Sivasubramanian announced the general availability of SageMaker HyperPod, a new distributed generative AI training capability to reduce model training time up to 40%. SageMaker HyperPod can train generative AI models on its own for weeks or months, automating the tasks of splitting data into chunks and loading that data onto individual chips in a training cluster. SageMaker HyperPod includes SageMaker’s distributed training pods, managed checkpoints for optimization, the ability to detect and reroute around hardware failures. Other new SageMaker features include SageMaker inference for faster optimization and a new user experience in SageMaker Studio.

Amazon SageMaker and Bedrock now have Model Evaluation, which lets customers assess different foundation models to find which is the best for their use case. Model Evaluation is available in preview.

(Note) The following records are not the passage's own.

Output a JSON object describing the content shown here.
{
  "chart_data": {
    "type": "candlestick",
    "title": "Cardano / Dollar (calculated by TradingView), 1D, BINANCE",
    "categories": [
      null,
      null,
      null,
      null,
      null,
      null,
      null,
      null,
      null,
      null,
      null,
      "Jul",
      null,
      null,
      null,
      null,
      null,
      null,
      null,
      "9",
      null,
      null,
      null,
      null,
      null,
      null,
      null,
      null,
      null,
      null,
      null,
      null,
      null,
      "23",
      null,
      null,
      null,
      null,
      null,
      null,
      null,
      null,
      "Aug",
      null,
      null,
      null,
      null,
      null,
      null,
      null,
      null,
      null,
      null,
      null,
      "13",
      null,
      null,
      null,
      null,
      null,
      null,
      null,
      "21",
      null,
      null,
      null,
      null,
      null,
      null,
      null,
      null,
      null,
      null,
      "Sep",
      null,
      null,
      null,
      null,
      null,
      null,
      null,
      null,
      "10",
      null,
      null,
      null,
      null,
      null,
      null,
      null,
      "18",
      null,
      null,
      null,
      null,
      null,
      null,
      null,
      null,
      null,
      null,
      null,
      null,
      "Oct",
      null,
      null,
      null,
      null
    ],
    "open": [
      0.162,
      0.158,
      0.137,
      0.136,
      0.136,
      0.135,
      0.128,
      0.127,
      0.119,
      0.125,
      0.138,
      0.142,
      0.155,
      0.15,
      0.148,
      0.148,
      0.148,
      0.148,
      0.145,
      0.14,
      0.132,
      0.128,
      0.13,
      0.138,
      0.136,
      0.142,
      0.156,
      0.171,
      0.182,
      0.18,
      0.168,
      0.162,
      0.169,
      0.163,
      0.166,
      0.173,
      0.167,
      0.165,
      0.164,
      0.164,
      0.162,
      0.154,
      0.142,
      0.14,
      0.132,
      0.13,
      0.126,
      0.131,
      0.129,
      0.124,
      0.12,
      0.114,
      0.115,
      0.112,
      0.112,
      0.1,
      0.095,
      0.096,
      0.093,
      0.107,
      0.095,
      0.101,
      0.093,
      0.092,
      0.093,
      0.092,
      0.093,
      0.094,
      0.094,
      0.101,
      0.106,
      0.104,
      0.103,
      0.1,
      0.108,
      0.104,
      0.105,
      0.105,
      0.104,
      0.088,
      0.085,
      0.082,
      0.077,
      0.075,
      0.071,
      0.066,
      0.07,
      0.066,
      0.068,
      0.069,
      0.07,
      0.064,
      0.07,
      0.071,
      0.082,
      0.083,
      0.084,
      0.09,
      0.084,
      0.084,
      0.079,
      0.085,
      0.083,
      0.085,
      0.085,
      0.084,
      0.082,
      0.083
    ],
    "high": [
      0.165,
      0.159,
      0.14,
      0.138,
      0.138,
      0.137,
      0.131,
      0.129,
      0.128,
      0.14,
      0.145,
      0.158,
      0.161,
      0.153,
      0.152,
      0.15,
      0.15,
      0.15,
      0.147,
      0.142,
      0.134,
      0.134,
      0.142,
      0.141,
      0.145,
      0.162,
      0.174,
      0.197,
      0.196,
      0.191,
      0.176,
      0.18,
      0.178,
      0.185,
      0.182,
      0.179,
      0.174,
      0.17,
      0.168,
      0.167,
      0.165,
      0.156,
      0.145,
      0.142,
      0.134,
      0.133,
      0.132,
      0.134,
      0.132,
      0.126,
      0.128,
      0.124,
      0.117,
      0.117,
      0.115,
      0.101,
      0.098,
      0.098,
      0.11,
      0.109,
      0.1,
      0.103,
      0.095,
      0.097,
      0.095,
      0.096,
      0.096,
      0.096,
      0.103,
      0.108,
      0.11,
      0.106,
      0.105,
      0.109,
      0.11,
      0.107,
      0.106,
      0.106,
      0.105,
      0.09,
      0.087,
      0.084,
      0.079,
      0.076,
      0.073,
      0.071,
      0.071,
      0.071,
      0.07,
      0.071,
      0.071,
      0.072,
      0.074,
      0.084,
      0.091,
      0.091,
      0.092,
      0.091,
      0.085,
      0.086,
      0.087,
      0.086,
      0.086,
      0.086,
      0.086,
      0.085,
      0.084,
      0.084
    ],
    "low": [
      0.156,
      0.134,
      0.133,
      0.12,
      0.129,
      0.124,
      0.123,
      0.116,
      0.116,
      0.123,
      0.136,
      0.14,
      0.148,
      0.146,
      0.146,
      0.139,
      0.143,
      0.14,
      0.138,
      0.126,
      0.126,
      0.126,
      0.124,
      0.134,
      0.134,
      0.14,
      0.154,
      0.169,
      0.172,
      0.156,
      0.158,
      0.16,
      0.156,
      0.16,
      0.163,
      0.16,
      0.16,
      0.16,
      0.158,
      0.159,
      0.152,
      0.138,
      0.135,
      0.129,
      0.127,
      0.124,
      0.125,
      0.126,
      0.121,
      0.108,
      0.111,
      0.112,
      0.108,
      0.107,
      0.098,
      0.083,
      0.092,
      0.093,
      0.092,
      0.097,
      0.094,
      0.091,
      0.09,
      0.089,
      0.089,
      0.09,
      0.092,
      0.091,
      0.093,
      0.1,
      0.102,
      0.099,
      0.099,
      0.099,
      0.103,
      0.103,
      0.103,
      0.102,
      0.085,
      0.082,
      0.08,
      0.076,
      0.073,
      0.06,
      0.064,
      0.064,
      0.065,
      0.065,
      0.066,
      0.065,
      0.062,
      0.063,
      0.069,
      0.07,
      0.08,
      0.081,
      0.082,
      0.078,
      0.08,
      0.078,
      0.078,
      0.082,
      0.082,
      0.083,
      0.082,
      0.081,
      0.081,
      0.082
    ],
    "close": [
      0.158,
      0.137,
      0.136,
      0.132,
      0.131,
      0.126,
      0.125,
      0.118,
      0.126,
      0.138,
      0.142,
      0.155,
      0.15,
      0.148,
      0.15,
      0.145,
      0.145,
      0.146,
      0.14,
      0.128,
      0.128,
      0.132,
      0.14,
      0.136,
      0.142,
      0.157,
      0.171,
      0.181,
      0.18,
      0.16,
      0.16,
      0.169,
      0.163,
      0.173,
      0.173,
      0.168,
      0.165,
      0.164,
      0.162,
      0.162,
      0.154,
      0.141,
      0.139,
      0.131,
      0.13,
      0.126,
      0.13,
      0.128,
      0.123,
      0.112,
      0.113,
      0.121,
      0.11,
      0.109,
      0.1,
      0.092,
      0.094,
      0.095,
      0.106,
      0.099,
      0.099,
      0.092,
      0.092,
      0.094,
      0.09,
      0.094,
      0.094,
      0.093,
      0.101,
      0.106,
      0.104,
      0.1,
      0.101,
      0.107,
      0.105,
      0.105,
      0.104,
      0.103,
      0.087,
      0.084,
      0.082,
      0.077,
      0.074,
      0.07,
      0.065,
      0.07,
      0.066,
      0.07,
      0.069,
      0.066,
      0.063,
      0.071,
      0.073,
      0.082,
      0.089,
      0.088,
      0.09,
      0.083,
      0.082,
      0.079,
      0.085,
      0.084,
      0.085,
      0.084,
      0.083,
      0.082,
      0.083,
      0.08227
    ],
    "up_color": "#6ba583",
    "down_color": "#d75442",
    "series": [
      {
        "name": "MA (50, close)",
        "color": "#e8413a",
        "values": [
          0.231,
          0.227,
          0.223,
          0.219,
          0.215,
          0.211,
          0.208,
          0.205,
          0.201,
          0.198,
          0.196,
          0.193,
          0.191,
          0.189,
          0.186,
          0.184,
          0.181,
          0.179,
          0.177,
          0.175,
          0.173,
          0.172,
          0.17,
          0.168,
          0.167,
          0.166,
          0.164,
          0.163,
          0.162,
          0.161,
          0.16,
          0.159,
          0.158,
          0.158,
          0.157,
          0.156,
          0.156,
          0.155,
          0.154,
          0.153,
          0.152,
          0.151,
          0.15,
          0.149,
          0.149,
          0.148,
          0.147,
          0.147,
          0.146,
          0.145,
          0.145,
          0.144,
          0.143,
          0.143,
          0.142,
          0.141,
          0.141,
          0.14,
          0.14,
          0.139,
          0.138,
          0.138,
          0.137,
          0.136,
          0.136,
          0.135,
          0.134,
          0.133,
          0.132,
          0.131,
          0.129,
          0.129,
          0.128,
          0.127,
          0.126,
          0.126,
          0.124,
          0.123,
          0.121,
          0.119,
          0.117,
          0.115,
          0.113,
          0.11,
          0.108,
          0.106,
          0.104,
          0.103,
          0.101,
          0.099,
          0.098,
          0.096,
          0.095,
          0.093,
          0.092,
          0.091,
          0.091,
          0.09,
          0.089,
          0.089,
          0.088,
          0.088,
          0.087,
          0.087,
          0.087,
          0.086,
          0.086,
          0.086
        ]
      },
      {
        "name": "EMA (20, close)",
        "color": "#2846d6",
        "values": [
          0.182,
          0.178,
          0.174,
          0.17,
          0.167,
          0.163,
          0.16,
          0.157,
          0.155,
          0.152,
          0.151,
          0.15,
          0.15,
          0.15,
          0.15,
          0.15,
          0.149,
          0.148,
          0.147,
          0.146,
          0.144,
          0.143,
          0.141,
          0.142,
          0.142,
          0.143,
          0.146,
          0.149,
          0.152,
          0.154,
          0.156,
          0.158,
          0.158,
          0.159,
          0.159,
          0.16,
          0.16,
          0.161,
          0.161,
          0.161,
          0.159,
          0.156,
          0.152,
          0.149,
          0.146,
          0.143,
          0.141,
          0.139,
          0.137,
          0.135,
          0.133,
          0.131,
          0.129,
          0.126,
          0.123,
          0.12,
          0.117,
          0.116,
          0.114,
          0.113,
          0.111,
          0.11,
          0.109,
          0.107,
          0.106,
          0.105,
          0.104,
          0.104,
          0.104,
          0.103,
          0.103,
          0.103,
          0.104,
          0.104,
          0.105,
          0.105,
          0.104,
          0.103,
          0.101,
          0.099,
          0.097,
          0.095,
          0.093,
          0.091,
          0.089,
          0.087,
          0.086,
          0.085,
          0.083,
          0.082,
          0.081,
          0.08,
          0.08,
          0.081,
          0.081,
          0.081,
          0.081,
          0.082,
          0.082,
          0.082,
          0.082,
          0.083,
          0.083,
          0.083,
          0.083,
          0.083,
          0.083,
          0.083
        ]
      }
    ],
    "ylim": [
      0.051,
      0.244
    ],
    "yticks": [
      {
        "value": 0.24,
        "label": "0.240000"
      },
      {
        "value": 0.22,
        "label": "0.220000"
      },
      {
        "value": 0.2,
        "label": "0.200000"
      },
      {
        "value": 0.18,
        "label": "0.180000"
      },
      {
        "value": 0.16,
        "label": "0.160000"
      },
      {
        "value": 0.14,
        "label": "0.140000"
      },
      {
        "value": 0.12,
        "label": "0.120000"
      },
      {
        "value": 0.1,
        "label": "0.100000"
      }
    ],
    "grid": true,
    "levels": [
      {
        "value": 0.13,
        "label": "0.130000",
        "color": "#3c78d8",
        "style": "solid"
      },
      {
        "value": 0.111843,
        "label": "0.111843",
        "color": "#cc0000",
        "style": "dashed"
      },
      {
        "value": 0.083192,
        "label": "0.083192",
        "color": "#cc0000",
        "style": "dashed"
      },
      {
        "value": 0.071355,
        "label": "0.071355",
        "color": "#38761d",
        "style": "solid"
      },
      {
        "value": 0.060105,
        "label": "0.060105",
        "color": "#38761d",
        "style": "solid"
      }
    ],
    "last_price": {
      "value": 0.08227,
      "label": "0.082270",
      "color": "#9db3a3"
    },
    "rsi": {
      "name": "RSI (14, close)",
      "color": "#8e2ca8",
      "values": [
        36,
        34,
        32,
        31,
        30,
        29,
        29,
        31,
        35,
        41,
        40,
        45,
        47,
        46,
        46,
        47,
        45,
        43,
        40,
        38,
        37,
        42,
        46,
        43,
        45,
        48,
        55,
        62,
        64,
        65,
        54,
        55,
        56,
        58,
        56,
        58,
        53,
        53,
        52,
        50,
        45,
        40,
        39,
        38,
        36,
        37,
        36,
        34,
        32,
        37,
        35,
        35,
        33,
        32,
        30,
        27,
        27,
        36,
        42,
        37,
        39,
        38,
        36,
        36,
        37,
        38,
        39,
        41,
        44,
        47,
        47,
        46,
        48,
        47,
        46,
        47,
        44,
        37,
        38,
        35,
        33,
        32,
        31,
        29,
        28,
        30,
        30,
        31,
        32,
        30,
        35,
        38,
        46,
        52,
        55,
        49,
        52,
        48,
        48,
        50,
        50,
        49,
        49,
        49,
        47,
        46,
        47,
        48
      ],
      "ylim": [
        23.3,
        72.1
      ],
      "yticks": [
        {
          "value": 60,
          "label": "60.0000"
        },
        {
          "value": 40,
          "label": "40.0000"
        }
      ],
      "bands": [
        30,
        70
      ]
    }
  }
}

Vector capabilities and data management tools added to many AWS services

Sivasubramanian announced more new tools around vectors and data management that are suitable for a variety of enterprise use cases, including generative AI.

  • Vector Engine for OpenSearch Serverless is now generally available.
  • Vector capabilities are coming to Amazon DocumentDB and Amazon DynamoDB (out now in all regions where Amazon DocumentDB is available) and Amazon MemoryDB for Redis (now in preview).
  • Amazon Neptune Analytics, an analytics database engine for Amazon Neptune or Amazon S3, is available today in certain regions.
  • Amazon OpenSearch service zero-ETL integration with Amazon S3.
  • AWS Clean Rooms ML, which lets organizations share machine learning models with partners without sharing their underlying data.

“While gen AI still needs a strong foundation, we can also use this technology to address some of the big challenges in data management, like making data easier to use, making it more intuitive and making data more valuable,” Sivasubramanian said.

Note: TechRepublic is covering AWS re:Invent virtually.